Depuis, le récent conflit au Moyen-Orient a entraîné un impact considérable sur les prix à la pompe, le litre de carburant fleurtant aux alentours de 2,50 €.
De nouvelles hausses en perspective en 2026
Une nouvelle augmentation se profile avec le renforcement des Certificats d’Économie d’Énergie (CEE).
Ce dispositif, financé indirectement par les consommateurs, devrait entraîner une hausse estimée de 5 à 6 centimes par litre de carburant.
Encore une fois, il ne s’agit pas d’une crise extérieure, mais d’un choix structurel.
Pourquoi les prix ne baissent-ils presque jamais ?
La réponse est simple, le carburant est devenu une réelle ressource fiscale.
Au fil du temps, chaque taxe s’est ajoutée aux précédentes, rendant difficile un allégement des prix à la pompe.
Les hausses sont rapides et visibles, les baisses sont limitées ou temporaires et les taxes restent en place.
Le prix élevé des carburants n’est pas une anomalie récente.
C’est le résultat d’une construction progressive, sur plusieurs décennies, où fiscalité, choix politiques et enjeux environnementaux se sont entremêlés.

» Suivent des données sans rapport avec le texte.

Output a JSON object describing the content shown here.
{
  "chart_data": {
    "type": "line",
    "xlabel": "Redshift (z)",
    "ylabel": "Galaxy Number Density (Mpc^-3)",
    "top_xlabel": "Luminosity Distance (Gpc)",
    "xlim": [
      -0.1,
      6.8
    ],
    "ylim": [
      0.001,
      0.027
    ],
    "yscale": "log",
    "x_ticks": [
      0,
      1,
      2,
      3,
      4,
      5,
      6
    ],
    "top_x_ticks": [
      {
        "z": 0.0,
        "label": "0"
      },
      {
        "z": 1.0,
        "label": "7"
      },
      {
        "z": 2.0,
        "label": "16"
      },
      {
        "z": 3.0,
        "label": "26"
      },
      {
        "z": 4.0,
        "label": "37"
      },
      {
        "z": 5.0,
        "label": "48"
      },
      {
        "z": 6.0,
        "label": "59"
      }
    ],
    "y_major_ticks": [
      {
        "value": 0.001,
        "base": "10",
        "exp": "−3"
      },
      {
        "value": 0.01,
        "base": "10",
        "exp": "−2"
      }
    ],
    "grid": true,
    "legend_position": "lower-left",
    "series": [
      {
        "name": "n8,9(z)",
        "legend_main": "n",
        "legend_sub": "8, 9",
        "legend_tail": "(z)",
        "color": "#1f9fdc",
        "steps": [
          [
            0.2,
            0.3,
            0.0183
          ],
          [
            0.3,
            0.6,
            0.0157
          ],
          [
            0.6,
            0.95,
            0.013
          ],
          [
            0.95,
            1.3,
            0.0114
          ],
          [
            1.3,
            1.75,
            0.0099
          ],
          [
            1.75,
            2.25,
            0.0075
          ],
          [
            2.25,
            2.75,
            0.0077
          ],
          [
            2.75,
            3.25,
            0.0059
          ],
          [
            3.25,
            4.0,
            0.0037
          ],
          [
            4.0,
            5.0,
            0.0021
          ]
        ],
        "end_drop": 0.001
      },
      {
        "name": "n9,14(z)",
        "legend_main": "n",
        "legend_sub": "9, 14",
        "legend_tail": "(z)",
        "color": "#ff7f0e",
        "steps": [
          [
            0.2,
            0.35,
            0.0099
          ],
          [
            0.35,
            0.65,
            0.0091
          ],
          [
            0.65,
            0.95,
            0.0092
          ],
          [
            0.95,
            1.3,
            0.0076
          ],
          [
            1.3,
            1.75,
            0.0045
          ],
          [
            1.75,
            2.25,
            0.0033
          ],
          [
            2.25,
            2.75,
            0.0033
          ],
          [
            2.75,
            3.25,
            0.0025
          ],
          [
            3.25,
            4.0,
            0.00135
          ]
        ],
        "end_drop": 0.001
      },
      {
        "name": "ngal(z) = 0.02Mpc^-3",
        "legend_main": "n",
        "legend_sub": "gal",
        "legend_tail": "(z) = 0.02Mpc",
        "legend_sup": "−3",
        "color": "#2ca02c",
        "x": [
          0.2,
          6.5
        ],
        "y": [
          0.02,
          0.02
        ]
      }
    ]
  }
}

Désormais, le carburant n’est plus seulement une dépense du quotidien, il est devenu un véritable sujet économique et social.
L’avis de l’assureur
Marie-Carla Favier ; Directrice Générale Mascotte Assurances, déclarait récemment « Faire le plein n’a jamais été facile. Aujourd’hui, c’est presque devenu un arbitrage. À 2 € voire 2,40 € le litre, et même parfois plus, le carburant n’est plus une dépense courante. Il est devenu l’un des premiers postes de dépenses de l’automobiliste. Et, notamment pour les collectionneurs qui possèdent plusieurs véhicules de collection ».
Et de rajouter « Quand le carburant augmente durablement, ce n’est pas seulement le plein de carburant qui coûte plus cher. C’est tout le budget automobile qui est touché… Arbitrages sur les réparations, et surtout reconsidération du poste assurance, quitte à revoir le niveau des garanties ».
Avant de conclure « Des choix qui ne sont pas sans risques car ces décisions compréhensibles peuvent s’avérer coûteuses en cas de sinistre. Car si le carburant pèse lourd aujourd’hui, un accident de la route mal couvert peut coûter encore bien plus cher ».